On This Planet

I’m putting one foot in front of the other.
All my bones and tendons know what they’re doing.
My animal body greets my fellow animals so:
You, Mr. & Mrs. Squirrel, and you, Sir Earthworm,
don’t think I don’t see your dazzling performance.
I’m remembering something from long ago,
I can’t tell when, I breathed in like a Buddha,
out like a bear, when I could tell it was leaves
wrapped everything in a proliferation of green.

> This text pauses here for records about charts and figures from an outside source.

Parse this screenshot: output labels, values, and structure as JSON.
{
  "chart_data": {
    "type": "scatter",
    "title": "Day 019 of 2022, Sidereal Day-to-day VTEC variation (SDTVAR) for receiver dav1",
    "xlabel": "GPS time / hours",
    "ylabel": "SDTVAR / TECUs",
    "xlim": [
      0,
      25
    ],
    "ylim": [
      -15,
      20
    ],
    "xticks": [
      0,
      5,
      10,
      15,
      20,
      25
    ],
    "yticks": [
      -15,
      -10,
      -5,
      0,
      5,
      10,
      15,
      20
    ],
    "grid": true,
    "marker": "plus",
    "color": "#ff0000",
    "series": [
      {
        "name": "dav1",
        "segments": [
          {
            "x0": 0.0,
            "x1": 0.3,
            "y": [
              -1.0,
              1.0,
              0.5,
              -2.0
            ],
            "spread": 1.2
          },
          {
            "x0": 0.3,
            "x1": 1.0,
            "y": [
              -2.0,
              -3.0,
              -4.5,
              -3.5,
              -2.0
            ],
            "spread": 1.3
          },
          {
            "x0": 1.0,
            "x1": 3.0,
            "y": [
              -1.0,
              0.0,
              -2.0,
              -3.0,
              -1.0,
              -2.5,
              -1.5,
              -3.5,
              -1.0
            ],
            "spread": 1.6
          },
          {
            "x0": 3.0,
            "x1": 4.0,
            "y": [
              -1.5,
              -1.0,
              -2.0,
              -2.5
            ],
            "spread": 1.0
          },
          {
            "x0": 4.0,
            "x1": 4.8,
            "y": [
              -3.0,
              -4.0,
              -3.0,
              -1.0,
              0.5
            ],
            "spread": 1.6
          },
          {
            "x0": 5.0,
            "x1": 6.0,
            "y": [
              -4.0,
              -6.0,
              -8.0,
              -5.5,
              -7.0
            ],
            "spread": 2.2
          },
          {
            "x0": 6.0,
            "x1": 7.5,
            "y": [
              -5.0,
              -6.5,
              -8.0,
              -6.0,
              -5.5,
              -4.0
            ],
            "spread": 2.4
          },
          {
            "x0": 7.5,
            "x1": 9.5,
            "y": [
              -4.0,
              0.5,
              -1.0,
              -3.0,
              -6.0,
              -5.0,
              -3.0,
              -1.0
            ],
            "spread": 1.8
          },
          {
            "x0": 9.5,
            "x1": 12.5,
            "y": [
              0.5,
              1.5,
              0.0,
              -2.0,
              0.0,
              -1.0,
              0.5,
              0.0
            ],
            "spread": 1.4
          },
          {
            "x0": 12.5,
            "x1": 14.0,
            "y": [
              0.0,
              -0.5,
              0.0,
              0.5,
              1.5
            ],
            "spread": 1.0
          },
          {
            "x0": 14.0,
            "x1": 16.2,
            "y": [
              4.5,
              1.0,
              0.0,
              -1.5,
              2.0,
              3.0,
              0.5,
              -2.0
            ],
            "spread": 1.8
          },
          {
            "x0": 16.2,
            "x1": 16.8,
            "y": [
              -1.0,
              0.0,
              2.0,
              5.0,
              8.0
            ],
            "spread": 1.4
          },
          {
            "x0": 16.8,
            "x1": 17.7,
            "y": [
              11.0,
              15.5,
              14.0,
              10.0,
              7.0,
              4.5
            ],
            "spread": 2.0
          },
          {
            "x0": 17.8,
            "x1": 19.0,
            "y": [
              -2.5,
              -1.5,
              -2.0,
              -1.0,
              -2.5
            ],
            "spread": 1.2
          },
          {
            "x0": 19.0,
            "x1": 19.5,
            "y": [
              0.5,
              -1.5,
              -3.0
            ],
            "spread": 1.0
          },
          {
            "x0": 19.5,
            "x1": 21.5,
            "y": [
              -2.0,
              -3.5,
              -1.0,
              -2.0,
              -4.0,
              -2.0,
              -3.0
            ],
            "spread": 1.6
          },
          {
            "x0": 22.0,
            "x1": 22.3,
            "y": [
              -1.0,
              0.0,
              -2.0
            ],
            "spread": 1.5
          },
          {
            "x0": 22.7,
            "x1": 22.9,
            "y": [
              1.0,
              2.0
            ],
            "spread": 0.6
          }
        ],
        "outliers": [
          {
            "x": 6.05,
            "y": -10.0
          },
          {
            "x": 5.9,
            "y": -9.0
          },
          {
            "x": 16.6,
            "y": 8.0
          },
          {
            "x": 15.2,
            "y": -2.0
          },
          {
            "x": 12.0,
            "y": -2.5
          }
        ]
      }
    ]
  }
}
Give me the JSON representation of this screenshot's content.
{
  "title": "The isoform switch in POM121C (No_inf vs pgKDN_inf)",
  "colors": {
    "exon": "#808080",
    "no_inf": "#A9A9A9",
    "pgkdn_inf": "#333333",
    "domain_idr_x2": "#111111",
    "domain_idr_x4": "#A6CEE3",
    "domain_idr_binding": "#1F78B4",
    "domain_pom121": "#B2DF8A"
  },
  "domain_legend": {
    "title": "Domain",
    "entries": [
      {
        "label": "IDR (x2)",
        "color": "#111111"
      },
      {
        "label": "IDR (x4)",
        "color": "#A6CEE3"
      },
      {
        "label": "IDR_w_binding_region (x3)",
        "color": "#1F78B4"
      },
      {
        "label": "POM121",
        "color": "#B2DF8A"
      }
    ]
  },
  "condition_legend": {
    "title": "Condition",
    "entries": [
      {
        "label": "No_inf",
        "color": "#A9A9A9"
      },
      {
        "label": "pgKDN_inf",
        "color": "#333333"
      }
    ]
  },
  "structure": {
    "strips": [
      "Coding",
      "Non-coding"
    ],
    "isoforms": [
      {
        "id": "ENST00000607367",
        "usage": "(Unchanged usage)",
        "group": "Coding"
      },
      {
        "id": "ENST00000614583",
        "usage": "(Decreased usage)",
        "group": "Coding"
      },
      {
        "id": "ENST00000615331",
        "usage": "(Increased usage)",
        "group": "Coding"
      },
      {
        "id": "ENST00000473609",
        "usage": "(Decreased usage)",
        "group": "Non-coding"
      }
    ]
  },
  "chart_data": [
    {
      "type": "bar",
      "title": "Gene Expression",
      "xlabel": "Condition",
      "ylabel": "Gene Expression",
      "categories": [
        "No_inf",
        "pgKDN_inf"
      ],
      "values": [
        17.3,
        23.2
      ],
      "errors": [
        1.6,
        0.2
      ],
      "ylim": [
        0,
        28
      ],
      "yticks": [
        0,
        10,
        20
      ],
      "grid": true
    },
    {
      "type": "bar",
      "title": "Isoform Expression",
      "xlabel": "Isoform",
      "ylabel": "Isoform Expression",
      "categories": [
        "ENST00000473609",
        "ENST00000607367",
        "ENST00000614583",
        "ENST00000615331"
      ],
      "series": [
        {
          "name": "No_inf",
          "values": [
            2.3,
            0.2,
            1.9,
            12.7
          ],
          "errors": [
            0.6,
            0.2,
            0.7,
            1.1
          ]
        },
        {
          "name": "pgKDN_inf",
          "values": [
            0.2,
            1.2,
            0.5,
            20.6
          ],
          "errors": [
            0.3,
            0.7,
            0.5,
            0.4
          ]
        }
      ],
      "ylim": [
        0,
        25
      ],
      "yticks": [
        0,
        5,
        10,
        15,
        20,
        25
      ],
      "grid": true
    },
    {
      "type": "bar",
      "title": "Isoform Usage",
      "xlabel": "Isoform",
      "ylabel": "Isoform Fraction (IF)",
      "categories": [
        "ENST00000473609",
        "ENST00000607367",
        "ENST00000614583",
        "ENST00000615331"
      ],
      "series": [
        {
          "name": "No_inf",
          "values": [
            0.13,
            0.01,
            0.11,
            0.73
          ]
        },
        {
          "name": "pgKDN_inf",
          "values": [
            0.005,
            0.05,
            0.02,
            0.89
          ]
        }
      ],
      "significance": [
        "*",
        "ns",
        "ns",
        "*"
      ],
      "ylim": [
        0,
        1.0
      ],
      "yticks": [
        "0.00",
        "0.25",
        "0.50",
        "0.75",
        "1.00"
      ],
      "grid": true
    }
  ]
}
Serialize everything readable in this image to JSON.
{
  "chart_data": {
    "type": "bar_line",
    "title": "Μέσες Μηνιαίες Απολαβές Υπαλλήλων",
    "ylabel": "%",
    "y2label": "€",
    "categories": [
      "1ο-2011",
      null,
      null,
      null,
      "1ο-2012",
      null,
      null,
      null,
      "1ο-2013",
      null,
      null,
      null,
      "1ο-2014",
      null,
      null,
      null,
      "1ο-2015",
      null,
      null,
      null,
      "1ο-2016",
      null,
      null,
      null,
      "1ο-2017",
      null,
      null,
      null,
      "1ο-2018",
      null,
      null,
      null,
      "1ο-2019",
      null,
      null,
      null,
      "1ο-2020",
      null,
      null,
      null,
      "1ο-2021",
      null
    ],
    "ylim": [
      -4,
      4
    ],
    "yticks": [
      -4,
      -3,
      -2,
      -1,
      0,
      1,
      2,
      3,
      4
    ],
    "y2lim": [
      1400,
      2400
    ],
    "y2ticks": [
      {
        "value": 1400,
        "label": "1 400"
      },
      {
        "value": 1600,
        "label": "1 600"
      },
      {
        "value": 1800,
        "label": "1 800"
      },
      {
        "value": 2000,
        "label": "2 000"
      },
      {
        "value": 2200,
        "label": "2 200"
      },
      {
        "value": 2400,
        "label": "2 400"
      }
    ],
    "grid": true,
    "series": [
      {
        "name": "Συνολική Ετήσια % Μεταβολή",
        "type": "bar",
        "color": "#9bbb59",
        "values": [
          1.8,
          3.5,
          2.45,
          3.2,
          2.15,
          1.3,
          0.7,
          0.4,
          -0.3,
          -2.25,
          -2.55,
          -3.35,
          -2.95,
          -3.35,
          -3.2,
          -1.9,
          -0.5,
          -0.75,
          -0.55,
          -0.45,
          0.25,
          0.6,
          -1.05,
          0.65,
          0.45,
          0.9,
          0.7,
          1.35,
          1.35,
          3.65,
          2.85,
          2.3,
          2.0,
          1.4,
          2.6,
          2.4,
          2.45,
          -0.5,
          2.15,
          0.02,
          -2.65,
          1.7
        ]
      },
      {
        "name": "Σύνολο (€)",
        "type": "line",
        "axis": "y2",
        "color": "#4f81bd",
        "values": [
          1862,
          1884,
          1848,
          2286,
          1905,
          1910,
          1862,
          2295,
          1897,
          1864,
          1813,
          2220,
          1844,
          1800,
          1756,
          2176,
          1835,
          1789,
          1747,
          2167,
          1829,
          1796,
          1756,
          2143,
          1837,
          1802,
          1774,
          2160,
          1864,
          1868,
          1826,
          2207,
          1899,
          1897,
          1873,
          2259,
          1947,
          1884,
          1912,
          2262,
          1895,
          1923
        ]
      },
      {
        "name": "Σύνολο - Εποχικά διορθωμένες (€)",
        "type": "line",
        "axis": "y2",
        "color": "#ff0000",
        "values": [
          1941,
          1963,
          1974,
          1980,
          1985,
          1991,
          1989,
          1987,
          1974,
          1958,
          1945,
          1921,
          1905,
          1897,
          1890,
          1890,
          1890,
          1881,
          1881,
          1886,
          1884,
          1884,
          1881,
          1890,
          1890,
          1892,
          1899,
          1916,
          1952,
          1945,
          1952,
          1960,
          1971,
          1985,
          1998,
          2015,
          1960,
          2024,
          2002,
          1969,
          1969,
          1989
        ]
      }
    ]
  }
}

I’m putting one arm in front of the other,
they’re swinging like pendulums tied to intelligence.
Everything is green or whizzing,
the blood in my body or the grass, for instance,
the black cap on Miss Chickadee
nearly doffing itself, so skittery
she is, expostulating ambulation.
All the stars are out and the moon and sun.

I’m so happy I’m almost flying to my grave,
all my atoms orbiting, orbiting each other
till there’s no "my" left.
My DNA is recapitulating so fast
all you can see is where I was,
not where all my arthritic elements
and proto-tumors are off to.

All my mothers and fathers are about to die.
They creak, they tilt, they get night blindness.
Whose diaper will I change next?
My nieces sing the song of poopie caca doodoo
and giggle, happily embarrassed.I sing too.
A gigglefest of farts.

Even consumers become people again
some hours after they’ve walked the mall
out of their feet, window displays out
of their eyes, digital carols out of their ears,
Roy Rogers, Macy*s perfumes out of their nose.

I’m up in the pine bough, the one Cezanne painted
over on the left. A summer breeze soughs inside me.
December, go ahead, rattle your freezing rains.
All my chilblains have fled to the Bermuda Triangle.

The end is coming now. The Christmas child,
Rockefeller Center, Trade Towers, the holy
buggered search for Osama, Superbowl XXXVI.

I’m casting my prayers to the four directions.
On this planet, I’m running, not walking.

On this planet, I’m running, not walking.